The entire world outside felt like it was on fire. Schools paused any classes, everything stopped. But not the classic all-you-can-eat experience of Pizza Hut’s lunch buffet. Radical Islamist terrorists were threatening our whole way of life, but for the low-wage workers, it didn’t matter. So, we listened to it on the radio and waited until our shift was over before we could sit down and take it in like the rest of the country was doing.
There’s a perspective that changes when you’re listening to tragedy unfold, but your mundane existence plods on through the motions that are required of you. People came in, some aware, others not but all of them were hungry. At the time, it was surreal, but now after so much has happened, and so many friends never came back from endless wars of the Middle East, it’s not really surreal anymore.

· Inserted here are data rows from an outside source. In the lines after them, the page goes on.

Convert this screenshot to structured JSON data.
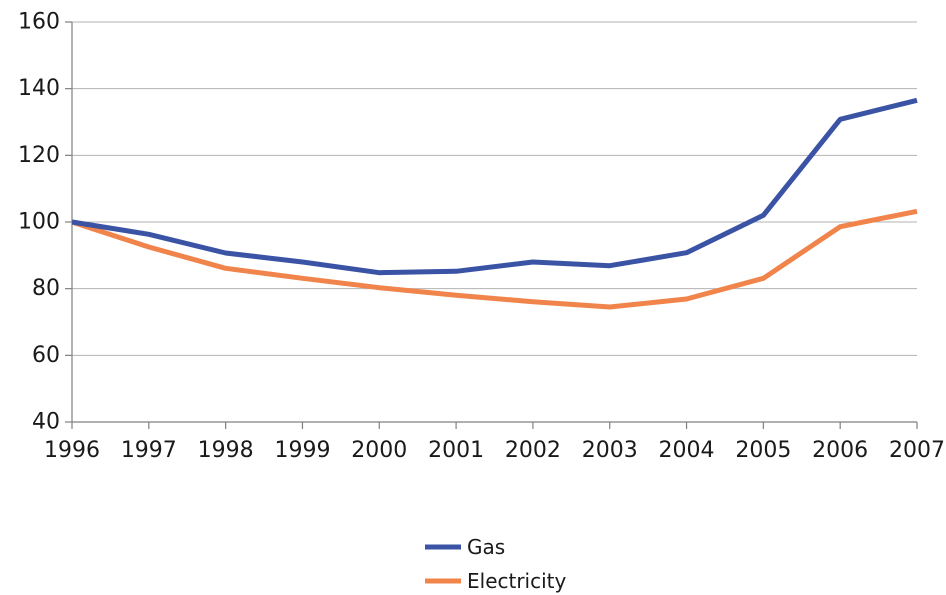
{
  "chart_data": {
    "type": "line",
    "title": "",
    "xlabel": "",
    "ylabel": "",
    "x": [
      "1996",
      "1997",
      "1998",
      "1999",
      "2000",
      "2001",
      "2002",
      "2003",
      "2004",
      "2005",
      "2006",
      "2007"
    ],
    "ylim": [
      40,
      160
    ],
    "yticks": [
      40,
      60,
      80,
      100,
      120,
      140,
      160
    ],
    "grid": true,
    "legend_position": "bottom-center",
    "series": [
      {
        "name": "Gas",
        "color": "#3a53a4",
        "values": [
          100,
          96.3,
          90.7,
          88.0,
          84.8,
          85.2,
          88.0,
          86.9,
          90.8,
          102.0,
          130.8,
          136.5
        ]
      },
      {
        "name": "Electricity",
        "color": "#f0844a",
        "values": [
          100,
          92.5,
          86.1,
          83.1,
          80.3,
          78.0,
          76.1,
          74.5,
          76.9,
          83.1,
          98.6,
          103.2
        ]
      }
    ]
  }
}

After my shift, I found my way to the diner where all of my friends would gather night after night for cigarettes, coffee, and what from that day on would include a heavy dose of fatalism. We were all mortified about the loss of life, the families forever broken, the plague of despair and death that was on full display. In our group of Generation X and the newly minted “Millennials” the stark awareness that the consequences of our country’s reaction to this event were going to shape the rest of our lives was clear. “So many people are going to die…” was what I remember my brother saying. He said it from the place of understanding geopolitics, and unlike the brewing patriotic fervor that was stirring from the blood in the water, his tone was grave.

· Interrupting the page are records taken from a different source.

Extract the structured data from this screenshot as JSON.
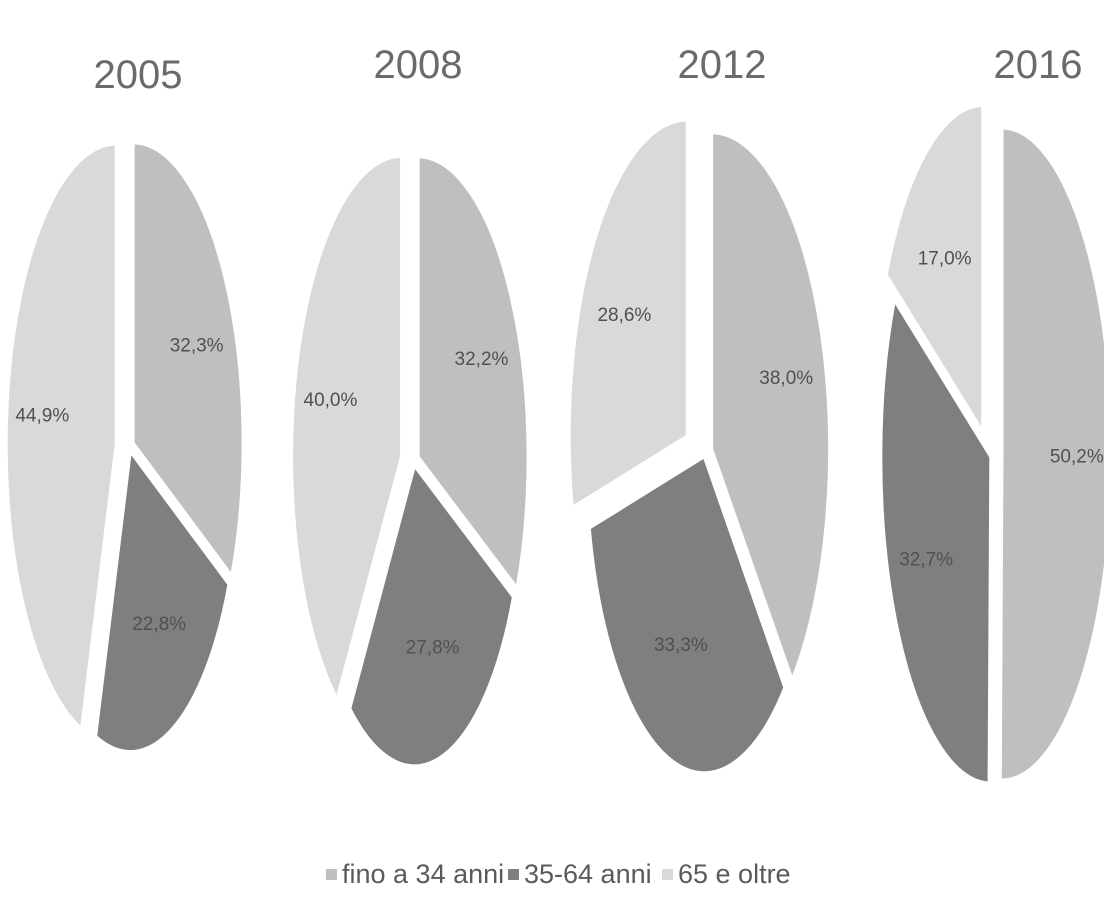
{
  "chart_data": [
    {
      "type": "pie",
      "title": "2005",
      "categories": [
        "fino a 34 anni",
        "35-64 anni",
        "65 e oltre"
      ],
      "values": [
        32.3,
        22.8,
        44.9
      ],
      "labels": [
        "32,3%",
        "22,8%",
        "44,9%"
      ]
    },
    {
      "type": "pie",
      "title": "2008",
      "categories": [
        "fino a 34 anni",
        "35-64 anni",
        "65 e oltre"
      ],
      "values": [
        32.2,
        27.8,
        40.0
      ],
      "labels": [
        "32,2%",
        "27,8%",
        "40,0%"
      ]
    },
    {
      "type": "pie",
      "title": "2012",
      "categories": [
        "fino a 34 anni",
        "35-64 anni",
        "65 e oltre"
      ],
      "values": [
        38.0,
        33.3,
        28.6
      ],
      "labels": [
        "38,0%",
        "33,3%",
        "28,6%"
      ]
    },
    {
      "type": "pie",
      "title": "2016",
      "categories": [
        "fino a 34 anni",
        "35-64 anni",
        "65 e oltre"
      ],
      "values": [
        50.2,
        32.7,
        17.0
      ],
      "labels": [
        "50,2%",
        "32,7%",
        "17,0%"
      ]
    }
  ],
  "legend": {
    "placement": "bottom",
    "items": [
      {
        "label": "fino a 34 anni",
        "color": "#bfbfbf"
      },
      {
        "label": "35-64 anni",
        "color": "#7f7f7f"
      },
      {
        "label": "65 e oltre",
        "color": "#d9d9d9"
      }
    ]
  },
  "colors": [
    "#bfbfbf",
    "#7f7f7f",
    "#d9d9d9"
  ]
}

It was absurd that here we were both at an age where we’d be drafted for sure if there was a war and we were still obligated to make sure hot and ready pizzas were available for the lunch buffet that started when we opened our doors at 10.
It was the first day of mourning, not the last. Thousands upon thousands—an incredibly conservative estimate—paid the price for the actions of the hijackers. Whole countries were going to be torn apart. Think tanks were ready to exploit it for their own state-building dreams. Military contractors were lining up to be handed a stack of blank checks.
Those are the easy targets. The damage they all did was clear, and the carnage leaves a visceral image in one’s mind. The other side of that was the conspiracy theorists who were sowing doubt and mistrust from the first plane hitting the first tower. Poisoning every piece of information by twisting it nicely into any open mind. It was a turning point for skepticism of government actions. Not only was the government so obviously inept, but the story was that they were so good that they plotted the whole thing. The proliferation of different theories created a template that is followed to this day from school shootings to hurricanes. A black void of information that is fed into and feeds the desperate lonely people looking for answers in search results and social media posts or comments.
Beliefs absent of facts, fear as a replacement for education, and the propagating of a “you’re with us or you are with the terrorists” viewpoint destroyed beautiful parts of our country. That is the pre-9/11 world I miss. It was far from perfect, but the cultural schism that occurred that day and the weeks that followed was much worse than taking your shoes off before taking a flight.